Когда Антон вышел из подъезда, он увидел, как поезд остановился напротив Марининых окон. Рука сама собой поднялась, приветствуя машиниста и пассажиров. Лица, словно за стеклом аквариума, дрогнули вместе с поездом.
Ему показалось, он сам выбрался из аквариума, в котором задержался слишком долго, — кислород закончился. Теперь Марина отключит аквариум, вымоет его, нальет в него свежей воды. И пустит кого-то свежего?
Он подцепил носком ботинка кучку палой листвы. Она взлетела вверх. Он тоже улетит, на днях… Тоже вверх…
Зоя Павловна Русакова сидела на балконе, прижавшись спиной к нагретой за день солнцем стене. Окна ее номера выходили в гостиничный сад. Внизу, среди пальм и других, неизвестных ей деревьев стрекотала газонокосилка. Оттуда долетал острый запах свежесрезанной травы.
Женщина смотрела на высокие пинии. Они топорщили ветки перед бетонным забором, неприступно высоким, с колючей проволокой по контуру. Это даже не забор, а стена, отделяющая курорт от обыденной жизни. А пинии в данном случае, размышляла она, выполняют сразу две функции — скрывают от глаз бетонность и колючесть и являют собой еще один уровень защиты.
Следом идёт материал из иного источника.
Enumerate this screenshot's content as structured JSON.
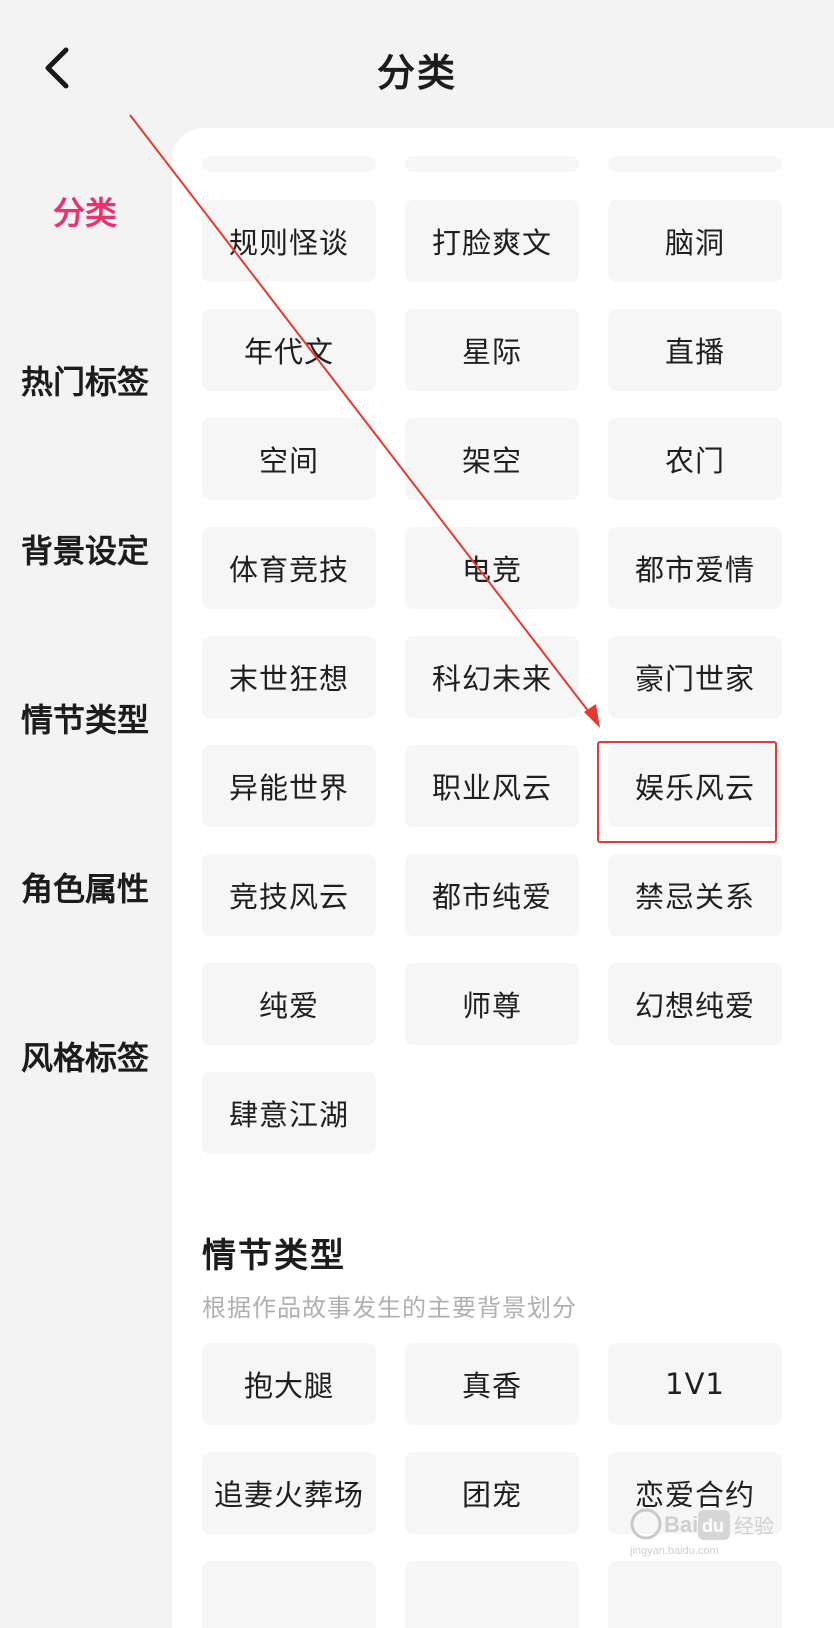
{
  "header": {
    "title": "分类"
  },
  "sidebar": {
    "items": [
      {
        "label": "分类",
        "active": true
      },
      {
        "label": "热门标签",
        "active": false
      },
      {
        "label": "背景设定",
        "active": false
      },
      {
        "label": "情节类型",
        "active": false
      },
      {
        "label": "角色属性",
        "active": false
      },
      {
        "label": "风格标签",
        "active": false
      }
    ]
  },
  "categories": {
    "chips": [
      "规则怪谈",
      "打脸爽文",
      "脑洞",
      "年代文",
      "星际",
      "直播",
      "空间",
      "架空",
      "农门",
      "体育竞技",
      "电竞",
      "都市爱情",
      "末世狂想",
      "科幻未来",
      "豪门世家",
      "异能世界",
      "职业风云",
      "娱乐风云",
      "竞技风云",
      "都市纯爱",
      "禁忌关系",
      "纯爱",
      "师尊",
      "幻想纯爱",
      "肆意江湖"
    ],
    "highlighted": "娱乐风云"
  },
  "plot_section": {
    "title": "情节类型",
    "description": "根据作品故事发生的主要背景划分",
    "chips": [
      "抱大腿",
      "真香",
      "1V1",
      "追妻火葬场",
      "团宠",
      "恋爱合约"
    ]
  },
  "colors": {
    "accent": "#e8336d",
    "annotation": "#e53a30",
    "chip_bg": "#f6f6f7",
    "sidebar_bg": "#f3f3f3"
  },
  "watermark": {
    "brand": "Baidu经验",
    "url": "jingyan.baidu.com"
  }
}
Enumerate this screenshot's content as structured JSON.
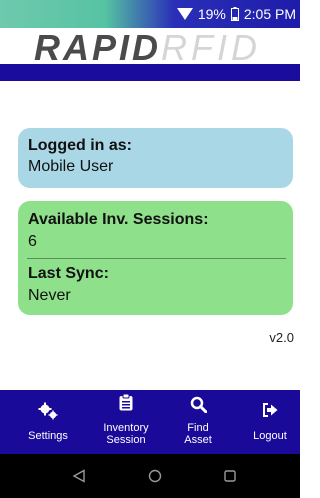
{
  "status_bar": {
    "battery": "19%",
    "time": "2:05 PM"
  },
  "brand": {
    "part1": "RAPID",
    "part2": "RFID"
  },
  "login_card": {
    "title": "Logged in as:",
    "user": "Mobile User"
  },
  "sessions_card": {
    "sessions_label": "Available Inv. Sessions:",
    "sessions_value": "6",
    "sync_label": "Last Sync:",
    "sync_value": "Never"
  },
  "version": "v2.0",
  "bottom_nav": {
    "items": [
      {
        "label": "Settings",
        "icon": "cogs-icon"
      },
      {
        "label": "Inventory Session",
        "line1": "Inventory",
        "line2": "Session",
        "icon": "clipboard-icon"
      },
      {
        "label": "Find Asset",
        "line1": "Find",
        "line2": "Asset",
        "icon": "search-icon"
      },
      {
        "label": "Logout",
        "icon": "logout-icon"
      }
    ]
  },
  "system_nav": [
    "back-icon",
    "home-icon",
    "recents-icon"
  ]
}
Ниже пиний густели кусты олеандров, они цвели розовым и белым, на них взлетали громкоголосые черные скворцы. Их так много, что кажется, вот-вот случится перенаселенность. Тогда начнутся войны за передел птичьего мира? Она усмехнулась. Вчера ездила на экскурсию в Карфаген, и, видимо, исторические реалии не выветрились за ночь и не вымылись из головы во время купания.
А еще ниже, под самым балконом, стеной стояли кактусы, темно-фиолетовые от спелых плодов. Такие она вчера пробовала. Мякоть показалась похожей по вкусу на переспевшую дыню, а не на вареную свеклу, как уверяла ее приятельница перед поездкой в Тунис.